A two-way street as Gateways Support Services helps a local manufacturer during COVID-19
When the initial threat of a COVID-19 outbreak hit, disability service providers across the nation were scrambling to source personal protective equipment to keep their staff and clients safe. So were many other sectors, which made finding sufficient quantities of PPE near impossible.
So when Gateways Support Services CEO Stephanie Gunn heard that a local school uniform manufacturer had made up some PPE gowns for a Belmont medical clinic, it sparked an idea.

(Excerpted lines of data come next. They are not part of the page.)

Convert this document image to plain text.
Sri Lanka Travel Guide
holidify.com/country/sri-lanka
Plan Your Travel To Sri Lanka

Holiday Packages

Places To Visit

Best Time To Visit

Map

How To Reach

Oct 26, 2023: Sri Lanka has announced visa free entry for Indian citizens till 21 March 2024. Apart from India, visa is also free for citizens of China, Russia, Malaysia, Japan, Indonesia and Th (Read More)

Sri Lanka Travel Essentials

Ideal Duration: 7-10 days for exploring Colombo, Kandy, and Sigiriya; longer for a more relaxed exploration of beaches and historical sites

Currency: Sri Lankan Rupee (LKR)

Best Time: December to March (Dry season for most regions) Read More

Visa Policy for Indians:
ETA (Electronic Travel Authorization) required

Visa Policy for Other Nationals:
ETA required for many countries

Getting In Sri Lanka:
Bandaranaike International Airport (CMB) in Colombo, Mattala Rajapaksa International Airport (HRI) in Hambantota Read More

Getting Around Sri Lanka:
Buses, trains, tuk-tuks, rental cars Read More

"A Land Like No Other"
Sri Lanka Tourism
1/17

Stephanie contacted North Geelong’s Australian Apparel to ask if they were able to supply PPE gowns to a network of disability service providers Australia wide.
According to Australian Apparel manager Stephen Long, that phone call saved his business.
‘With schools and retailers closing, our business was starting to go down. We’d be closed if it wasn’t for this. They saved us,’ Stephen says
The 26-year-old manufacturing business shifted focus overnight, calling suppliers to source the special Teflon-coated microfibre required to make the PPE gowns and working with disability service providers to arrange distribution in batches and ensure everyone who needed the gowns began to receive them within four weeks.
‘It’s changed our whole business and our structure of doing things,’ Stephen says.
‘We’ve even had to hire more staff. We are definitely one of the lucky ones.’
Australian Apparel has so far supplied some 4500 gowns to 16 disability service providers across Victoria, South Australia, New South Wales and Western Australia, with more orders continuing to roll in.
Stephen says the new direction of his business would likely be permanent, with other PPE including scrubs and masks soon to be added.
Gateways Support Services CEO Stephanie Gunn says Australian Apparel’s flexibility and hard work had made an enormous difference to the ability of disability service providers to prepare for potential outbreaks.
‘Stephen and the team at Australian Apparel have been so helpful and worked so hard to make sure that every provider who needed gowns was able to get them, even if that meant supplying in batches while more gowns were made,’ Stephanie says.
‘On behalf of the COVID-19 coordination group network, I want to extend our gratitude for helping ease the challenges we all faced at this difficult time.’